2. Analyse the options

Let’s say you decide that your start-up’s future depends on whether you can sell your product to a new group of customers. If that’s your venture’s key issue, you have to think up different options for doing that and then decide which option is the best.

Here are some options: You might go after those new customers by designing a new product tailored to those customers’ needs; you could make a product that meets their basic needs and charge a much lower price; or you could sell your existing product using a social media strategy.

But how do you decide which is the best strategy? You should compare them on three dimensions:

  • Is the industry attractive? For example, are industry sales, growth, and profit margins big enough to sustain a R1 billion valuation for your venture?
  • Can your start-up win? For example, is your product creating such a compelling value to customers that your venture can gain at least 10% of the market?
  • Will investors get a return? For this, you must specify how much capital you need and project future profits that will grow fast enough for investors to reap an attractive risk-adjusted return.

 

3. Define the strategy

Once you’ve analyzed your options on those three dimensions, you have to pick the one that comes out on top. But you can’t stop there.

If you want to convince a potential investor that you’ve really thought about what you will do with the money, you have to define your strategy. And a good way to do that is by specifying its five elements:

  • Arenas. Here you have to explain which product(s) you plan to sell, which customer groups your venture will target, and which countries you plan to sell in;
  • Vehicles. Let potential investors know whether your growth will come from partnerships, internally-developed products and services, or acquisitions. For each of the relevant categories, give specific examples;
  • Value proposition. How are you going to convince potential customers that the benefit of buying your product far exceeds the price you charge, the risk of dealing with a start-up and the value propositions of all your venture’s competitors?
  • Economic logic. How will your start-up earn a profit – charging a high price for a unique product or the lowest price in the industry – with even lower costs?
  • Staging. Once you have the capital, what exactly will you do first, second, third and so on?

4. Make the case

Here is the hardest part – you have to think about how to make an irresistible case to potential investors. Doing that successfully depends on making them feel that not investing in your start-up will cause them to miss out on a big investment return that their peers who do invest will savor.
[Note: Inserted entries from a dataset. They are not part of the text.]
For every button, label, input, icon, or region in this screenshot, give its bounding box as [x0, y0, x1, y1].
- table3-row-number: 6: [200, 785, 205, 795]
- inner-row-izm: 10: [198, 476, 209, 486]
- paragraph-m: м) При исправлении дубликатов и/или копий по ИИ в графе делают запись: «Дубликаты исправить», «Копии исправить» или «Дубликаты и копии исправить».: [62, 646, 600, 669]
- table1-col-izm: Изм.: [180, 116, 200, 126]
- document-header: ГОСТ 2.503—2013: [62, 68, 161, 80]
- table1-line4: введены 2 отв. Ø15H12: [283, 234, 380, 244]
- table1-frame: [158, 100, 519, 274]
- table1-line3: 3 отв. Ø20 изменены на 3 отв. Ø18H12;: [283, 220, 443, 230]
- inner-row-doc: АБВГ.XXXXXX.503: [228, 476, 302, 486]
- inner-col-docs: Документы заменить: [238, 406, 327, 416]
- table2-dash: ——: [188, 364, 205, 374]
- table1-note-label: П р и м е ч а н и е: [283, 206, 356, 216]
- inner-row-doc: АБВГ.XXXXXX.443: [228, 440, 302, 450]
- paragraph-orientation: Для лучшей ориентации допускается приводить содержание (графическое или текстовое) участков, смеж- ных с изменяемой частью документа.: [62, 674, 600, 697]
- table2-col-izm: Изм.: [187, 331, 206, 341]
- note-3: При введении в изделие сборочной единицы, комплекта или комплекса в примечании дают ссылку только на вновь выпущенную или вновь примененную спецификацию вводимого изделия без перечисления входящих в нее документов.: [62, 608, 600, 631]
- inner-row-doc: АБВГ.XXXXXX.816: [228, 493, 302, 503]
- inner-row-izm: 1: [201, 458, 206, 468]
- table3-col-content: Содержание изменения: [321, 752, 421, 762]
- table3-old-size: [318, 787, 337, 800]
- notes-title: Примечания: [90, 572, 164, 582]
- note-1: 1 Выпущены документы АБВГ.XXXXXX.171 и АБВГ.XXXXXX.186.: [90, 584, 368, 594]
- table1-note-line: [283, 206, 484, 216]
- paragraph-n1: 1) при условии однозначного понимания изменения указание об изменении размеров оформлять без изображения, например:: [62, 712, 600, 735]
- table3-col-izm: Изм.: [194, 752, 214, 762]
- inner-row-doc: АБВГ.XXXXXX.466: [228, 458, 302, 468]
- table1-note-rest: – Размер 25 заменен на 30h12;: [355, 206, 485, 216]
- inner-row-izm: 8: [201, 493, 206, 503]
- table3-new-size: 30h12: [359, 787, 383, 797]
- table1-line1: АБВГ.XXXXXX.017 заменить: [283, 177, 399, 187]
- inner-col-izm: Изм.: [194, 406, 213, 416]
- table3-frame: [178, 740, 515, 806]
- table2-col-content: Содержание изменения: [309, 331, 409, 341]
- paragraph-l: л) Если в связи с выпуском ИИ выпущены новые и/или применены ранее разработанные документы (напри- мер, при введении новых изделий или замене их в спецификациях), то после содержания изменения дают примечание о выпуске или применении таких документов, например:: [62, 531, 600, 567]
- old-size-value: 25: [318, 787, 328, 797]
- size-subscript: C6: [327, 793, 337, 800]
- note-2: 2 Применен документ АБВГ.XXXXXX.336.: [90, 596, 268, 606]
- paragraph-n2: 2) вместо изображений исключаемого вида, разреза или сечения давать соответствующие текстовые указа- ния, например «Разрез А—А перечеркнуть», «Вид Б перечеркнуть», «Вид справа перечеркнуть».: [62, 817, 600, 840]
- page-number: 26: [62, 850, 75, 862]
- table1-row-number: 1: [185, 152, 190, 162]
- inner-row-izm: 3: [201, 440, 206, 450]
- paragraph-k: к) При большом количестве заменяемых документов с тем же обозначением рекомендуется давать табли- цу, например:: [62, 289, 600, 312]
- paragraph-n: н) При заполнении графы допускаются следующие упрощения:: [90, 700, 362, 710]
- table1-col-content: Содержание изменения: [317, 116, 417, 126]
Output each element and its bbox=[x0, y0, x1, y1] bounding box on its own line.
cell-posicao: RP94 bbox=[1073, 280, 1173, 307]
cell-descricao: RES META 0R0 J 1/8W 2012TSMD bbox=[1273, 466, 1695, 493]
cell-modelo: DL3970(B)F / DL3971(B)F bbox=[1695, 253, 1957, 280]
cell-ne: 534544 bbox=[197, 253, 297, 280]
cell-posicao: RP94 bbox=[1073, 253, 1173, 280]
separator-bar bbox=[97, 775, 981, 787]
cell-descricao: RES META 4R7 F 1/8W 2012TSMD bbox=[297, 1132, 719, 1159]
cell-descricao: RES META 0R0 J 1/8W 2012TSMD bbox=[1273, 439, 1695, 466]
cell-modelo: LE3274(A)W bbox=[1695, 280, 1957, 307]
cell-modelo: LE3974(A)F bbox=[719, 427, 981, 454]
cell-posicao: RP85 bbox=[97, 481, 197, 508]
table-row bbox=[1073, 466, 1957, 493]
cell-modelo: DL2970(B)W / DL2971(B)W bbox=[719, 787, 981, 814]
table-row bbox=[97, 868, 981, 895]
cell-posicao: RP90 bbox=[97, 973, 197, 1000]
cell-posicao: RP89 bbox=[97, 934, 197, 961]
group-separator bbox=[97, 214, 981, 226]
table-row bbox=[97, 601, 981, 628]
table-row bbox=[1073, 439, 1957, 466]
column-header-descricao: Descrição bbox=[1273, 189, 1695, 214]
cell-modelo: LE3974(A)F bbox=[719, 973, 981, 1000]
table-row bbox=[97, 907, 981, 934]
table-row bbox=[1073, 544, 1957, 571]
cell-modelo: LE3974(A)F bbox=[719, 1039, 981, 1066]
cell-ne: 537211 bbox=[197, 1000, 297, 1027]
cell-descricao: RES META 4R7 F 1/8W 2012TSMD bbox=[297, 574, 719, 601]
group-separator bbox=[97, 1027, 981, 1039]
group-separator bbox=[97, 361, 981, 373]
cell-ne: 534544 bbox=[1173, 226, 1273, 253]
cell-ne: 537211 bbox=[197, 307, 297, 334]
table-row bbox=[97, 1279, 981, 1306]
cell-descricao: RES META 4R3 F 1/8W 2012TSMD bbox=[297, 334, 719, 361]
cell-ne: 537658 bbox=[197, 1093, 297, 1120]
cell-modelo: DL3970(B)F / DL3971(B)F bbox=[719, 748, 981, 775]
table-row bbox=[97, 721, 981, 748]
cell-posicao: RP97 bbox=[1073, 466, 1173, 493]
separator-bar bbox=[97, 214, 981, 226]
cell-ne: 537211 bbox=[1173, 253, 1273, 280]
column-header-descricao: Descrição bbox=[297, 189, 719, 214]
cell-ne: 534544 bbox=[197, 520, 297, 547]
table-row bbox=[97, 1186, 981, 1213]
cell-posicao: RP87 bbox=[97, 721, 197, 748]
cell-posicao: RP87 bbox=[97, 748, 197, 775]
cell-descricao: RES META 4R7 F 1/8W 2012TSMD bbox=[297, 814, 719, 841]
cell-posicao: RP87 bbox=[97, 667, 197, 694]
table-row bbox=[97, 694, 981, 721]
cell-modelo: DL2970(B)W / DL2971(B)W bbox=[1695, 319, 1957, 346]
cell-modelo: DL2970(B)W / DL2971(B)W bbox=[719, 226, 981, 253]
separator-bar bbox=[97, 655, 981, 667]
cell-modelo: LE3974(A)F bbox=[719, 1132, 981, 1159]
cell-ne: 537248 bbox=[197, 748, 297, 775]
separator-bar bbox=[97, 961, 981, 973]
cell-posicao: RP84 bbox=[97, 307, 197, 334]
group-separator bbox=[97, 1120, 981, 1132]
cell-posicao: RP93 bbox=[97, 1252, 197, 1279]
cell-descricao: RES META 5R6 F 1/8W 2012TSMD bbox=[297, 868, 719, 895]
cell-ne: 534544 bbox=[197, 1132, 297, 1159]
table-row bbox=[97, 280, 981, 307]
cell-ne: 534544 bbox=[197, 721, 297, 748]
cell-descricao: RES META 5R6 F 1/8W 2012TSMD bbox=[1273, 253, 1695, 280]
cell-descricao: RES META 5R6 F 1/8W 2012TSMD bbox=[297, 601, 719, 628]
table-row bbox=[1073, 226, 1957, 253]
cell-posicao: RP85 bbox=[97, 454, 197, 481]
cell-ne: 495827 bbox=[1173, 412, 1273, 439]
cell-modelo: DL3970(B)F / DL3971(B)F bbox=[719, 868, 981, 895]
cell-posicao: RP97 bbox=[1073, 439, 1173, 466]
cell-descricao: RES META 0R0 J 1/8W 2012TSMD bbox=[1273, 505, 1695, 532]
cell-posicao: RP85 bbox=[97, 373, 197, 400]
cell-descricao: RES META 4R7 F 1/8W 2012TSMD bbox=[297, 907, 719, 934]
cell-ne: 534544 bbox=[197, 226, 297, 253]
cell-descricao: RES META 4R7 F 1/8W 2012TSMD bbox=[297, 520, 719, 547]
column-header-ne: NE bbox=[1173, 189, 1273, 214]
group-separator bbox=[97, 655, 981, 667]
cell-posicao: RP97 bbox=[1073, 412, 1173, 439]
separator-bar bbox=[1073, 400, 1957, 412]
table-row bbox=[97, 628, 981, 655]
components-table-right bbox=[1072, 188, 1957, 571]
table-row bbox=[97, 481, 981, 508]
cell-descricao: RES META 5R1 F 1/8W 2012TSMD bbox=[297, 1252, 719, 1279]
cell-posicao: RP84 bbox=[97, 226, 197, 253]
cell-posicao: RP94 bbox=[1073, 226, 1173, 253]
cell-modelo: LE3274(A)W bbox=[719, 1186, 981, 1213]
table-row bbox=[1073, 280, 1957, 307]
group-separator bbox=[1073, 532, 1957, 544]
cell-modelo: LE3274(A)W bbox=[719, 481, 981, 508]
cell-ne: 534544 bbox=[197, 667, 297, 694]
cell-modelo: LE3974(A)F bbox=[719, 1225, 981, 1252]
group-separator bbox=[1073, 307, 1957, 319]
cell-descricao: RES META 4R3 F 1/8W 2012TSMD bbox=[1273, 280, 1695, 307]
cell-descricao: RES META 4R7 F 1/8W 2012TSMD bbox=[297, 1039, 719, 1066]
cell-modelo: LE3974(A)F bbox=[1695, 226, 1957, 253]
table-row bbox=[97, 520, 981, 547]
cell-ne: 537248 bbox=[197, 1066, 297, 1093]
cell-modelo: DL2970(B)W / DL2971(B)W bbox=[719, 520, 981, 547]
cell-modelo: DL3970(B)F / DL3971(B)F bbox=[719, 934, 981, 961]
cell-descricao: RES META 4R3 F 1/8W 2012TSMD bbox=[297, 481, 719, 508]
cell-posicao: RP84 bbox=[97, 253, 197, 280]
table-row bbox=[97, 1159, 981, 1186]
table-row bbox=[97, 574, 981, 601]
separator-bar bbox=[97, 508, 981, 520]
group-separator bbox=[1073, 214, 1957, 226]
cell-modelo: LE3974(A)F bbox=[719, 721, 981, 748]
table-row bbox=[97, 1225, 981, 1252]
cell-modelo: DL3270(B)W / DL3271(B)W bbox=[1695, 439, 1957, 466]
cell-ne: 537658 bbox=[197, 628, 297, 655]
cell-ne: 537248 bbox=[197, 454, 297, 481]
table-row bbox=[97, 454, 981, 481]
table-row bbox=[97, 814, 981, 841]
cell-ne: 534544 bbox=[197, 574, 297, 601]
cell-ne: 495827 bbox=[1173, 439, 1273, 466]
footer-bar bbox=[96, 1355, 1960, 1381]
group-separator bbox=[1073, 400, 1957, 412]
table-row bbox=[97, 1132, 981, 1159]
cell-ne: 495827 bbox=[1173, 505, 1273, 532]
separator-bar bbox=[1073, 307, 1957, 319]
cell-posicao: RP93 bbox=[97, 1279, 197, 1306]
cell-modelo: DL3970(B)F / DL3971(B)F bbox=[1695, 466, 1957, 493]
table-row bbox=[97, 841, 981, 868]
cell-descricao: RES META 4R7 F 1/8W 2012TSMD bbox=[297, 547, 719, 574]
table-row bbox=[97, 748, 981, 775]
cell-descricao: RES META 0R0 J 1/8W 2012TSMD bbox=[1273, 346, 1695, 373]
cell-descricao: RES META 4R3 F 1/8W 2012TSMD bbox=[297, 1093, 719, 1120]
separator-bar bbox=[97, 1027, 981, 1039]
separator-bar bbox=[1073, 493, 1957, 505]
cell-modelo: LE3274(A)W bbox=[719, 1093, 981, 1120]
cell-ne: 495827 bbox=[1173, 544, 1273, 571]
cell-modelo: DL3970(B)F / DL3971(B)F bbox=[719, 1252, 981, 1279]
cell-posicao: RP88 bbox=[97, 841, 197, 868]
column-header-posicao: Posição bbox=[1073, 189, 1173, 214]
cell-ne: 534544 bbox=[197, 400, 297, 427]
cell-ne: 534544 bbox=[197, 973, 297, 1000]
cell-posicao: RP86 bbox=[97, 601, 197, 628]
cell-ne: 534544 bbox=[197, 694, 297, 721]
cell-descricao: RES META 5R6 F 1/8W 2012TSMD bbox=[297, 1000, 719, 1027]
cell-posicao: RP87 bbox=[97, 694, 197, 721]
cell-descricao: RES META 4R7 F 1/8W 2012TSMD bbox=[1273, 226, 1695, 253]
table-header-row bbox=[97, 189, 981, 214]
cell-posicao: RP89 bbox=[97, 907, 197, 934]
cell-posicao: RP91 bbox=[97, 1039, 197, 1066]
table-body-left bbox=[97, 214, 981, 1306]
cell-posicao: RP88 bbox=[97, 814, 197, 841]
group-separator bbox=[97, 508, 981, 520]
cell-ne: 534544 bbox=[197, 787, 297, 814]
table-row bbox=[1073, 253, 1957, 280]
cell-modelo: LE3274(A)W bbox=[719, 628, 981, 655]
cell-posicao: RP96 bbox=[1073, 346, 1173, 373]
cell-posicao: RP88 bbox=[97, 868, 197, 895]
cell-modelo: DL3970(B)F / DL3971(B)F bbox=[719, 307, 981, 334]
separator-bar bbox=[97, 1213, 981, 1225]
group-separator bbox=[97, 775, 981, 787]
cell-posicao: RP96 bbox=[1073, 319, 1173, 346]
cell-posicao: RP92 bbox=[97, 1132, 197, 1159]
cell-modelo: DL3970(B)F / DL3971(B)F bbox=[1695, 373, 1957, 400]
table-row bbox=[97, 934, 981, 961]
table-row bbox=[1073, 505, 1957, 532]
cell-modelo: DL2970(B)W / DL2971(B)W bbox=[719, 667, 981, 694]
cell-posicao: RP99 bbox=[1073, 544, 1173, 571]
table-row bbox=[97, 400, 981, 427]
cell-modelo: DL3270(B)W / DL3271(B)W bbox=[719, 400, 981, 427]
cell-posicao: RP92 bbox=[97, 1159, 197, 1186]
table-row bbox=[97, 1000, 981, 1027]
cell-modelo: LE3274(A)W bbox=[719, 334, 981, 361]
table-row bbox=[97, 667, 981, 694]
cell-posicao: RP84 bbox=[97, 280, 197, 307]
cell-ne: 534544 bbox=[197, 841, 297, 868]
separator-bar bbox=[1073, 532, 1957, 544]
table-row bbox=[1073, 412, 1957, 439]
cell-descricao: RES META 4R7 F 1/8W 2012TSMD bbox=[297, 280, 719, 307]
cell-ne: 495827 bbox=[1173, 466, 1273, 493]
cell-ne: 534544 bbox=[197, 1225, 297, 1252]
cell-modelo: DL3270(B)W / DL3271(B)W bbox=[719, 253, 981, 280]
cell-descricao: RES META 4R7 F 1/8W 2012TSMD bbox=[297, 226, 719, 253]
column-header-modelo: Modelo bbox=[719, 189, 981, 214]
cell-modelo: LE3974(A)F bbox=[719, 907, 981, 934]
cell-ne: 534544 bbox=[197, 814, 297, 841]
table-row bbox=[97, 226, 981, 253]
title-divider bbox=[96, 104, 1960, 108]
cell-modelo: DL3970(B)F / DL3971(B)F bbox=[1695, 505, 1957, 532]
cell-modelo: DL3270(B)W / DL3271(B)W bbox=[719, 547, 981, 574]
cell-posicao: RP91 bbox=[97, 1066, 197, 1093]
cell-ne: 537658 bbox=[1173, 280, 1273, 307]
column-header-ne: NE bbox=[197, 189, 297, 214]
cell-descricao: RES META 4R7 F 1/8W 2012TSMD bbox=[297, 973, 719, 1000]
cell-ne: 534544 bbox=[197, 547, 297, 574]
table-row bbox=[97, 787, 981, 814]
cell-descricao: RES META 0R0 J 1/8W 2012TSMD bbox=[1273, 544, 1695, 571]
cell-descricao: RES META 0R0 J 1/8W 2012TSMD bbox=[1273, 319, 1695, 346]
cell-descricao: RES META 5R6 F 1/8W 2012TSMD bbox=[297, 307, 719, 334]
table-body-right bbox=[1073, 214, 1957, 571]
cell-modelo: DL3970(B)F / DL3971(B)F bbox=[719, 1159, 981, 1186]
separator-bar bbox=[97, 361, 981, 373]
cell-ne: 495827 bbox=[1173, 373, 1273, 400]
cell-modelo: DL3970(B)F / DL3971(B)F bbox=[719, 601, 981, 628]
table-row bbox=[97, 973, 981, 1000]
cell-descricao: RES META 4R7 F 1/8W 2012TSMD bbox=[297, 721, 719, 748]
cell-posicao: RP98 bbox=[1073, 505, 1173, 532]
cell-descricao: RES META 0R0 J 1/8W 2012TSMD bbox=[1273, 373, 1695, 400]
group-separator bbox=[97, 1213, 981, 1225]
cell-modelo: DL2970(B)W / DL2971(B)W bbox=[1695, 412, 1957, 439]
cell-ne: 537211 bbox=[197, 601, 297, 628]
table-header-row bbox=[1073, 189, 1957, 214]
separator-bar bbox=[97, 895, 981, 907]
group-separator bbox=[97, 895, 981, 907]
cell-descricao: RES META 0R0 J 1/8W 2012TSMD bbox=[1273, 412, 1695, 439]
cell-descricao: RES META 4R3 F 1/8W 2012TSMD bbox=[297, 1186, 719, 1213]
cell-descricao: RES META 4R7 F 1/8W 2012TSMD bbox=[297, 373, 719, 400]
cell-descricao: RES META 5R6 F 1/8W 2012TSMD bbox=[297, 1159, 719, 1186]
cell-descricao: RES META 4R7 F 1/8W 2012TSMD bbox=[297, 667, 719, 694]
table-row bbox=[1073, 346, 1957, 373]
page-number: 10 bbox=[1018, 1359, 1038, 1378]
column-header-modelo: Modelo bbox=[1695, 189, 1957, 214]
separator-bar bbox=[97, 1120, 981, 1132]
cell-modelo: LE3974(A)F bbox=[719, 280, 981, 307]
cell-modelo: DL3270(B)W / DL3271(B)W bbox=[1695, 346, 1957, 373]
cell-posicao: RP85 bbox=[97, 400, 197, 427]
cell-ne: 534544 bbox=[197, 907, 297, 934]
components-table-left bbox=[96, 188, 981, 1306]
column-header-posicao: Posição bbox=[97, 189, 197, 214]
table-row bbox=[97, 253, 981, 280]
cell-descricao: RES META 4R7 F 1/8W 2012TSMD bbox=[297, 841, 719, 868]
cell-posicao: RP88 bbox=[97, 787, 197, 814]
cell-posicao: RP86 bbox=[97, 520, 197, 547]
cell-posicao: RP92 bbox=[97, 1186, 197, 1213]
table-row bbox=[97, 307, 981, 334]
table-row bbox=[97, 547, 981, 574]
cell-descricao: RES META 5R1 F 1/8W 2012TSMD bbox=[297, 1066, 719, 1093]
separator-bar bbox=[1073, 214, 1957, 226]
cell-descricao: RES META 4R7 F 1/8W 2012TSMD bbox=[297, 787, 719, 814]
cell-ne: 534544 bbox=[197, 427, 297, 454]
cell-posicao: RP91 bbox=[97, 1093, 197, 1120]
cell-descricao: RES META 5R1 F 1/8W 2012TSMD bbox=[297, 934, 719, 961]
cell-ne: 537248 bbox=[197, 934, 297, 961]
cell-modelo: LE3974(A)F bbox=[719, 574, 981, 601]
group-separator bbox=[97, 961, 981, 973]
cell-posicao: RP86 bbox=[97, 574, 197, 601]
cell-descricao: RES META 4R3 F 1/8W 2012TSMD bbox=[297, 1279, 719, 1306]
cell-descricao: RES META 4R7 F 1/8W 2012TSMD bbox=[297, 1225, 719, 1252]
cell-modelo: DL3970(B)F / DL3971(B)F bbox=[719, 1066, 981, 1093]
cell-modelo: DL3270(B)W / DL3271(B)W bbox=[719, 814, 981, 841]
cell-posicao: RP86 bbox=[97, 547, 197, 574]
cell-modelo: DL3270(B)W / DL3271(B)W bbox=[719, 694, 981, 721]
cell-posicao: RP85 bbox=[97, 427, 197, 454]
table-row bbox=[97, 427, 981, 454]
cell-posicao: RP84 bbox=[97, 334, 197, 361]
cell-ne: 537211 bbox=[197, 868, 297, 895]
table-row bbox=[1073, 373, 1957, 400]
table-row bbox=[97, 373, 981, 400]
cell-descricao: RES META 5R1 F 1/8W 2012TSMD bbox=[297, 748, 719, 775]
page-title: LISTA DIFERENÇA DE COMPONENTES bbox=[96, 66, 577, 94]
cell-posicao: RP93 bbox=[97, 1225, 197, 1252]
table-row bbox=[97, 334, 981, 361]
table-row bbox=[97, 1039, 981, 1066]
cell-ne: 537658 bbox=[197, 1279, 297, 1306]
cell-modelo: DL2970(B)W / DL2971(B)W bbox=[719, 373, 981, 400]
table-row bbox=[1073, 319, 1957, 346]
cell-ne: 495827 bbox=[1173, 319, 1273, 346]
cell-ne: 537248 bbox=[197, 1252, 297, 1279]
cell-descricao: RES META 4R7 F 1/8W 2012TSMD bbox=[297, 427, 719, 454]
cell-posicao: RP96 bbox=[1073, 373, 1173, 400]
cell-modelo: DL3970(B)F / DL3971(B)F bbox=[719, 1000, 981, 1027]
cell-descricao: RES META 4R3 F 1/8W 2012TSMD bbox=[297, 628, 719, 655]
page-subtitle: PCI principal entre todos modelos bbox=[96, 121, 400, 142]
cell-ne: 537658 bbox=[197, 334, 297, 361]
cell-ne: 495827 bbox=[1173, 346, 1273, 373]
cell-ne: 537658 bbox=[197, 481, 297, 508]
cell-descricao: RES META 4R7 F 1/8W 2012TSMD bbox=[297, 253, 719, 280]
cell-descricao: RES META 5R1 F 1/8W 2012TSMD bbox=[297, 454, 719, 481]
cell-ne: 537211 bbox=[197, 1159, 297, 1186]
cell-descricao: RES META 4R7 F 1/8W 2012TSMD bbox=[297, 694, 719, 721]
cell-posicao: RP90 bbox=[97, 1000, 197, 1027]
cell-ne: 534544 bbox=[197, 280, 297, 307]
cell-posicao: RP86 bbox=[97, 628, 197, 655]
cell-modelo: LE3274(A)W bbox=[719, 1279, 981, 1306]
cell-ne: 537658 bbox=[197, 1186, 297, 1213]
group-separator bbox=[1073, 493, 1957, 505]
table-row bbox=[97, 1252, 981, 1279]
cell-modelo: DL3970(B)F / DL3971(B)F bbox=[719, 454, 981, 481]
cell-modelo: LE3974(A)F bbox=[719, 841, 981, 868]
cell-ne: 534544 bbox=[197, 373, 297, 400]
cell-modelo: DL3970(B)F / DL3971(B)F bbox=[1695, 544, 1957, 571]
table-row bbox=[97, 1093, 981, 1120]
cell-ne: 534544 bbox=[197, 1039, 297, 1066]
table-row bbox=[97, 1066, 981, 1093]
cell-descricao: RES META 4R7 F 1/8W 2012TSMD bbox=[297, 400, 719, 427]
To do that, you should focus on your background as an industry thought leader, a great team builder and motivator, and a winner in everything you’ve done in the past.

And you also have to convince potential investors that you are offering them a chance to own a piece of a company that will be worth at least R1 billion in the next three to five years because it will grab a big piece of a fast growing market – yielding them many times their capital in profits.

5. Detail next steps

A final step in your business plan should be to demonstrate that you have your feet on the ground. To that end, you ought to make it clear the first five action steps you will take once investors’ checks have cleared.

Here are the key elements of an action step:

  • Action step definition. For example, the first action step might be to build a prototype of your product;
  • Accountable manager. Here you’d describe who will be responsible for getting the action step done;
  • Deadline. This is the date by which you expect to complete the action step;
  • Deliverable. What will the completed action step produce – e.g., a working prototype that customers can use;
  • Benefit. How much revenue will the prototype generate? If not revenue, what learning will it yield your venture?
  • Cost. How much cash will the action step consume?

Do these five things and your venture will boost its odds of raising the money it needs to survive.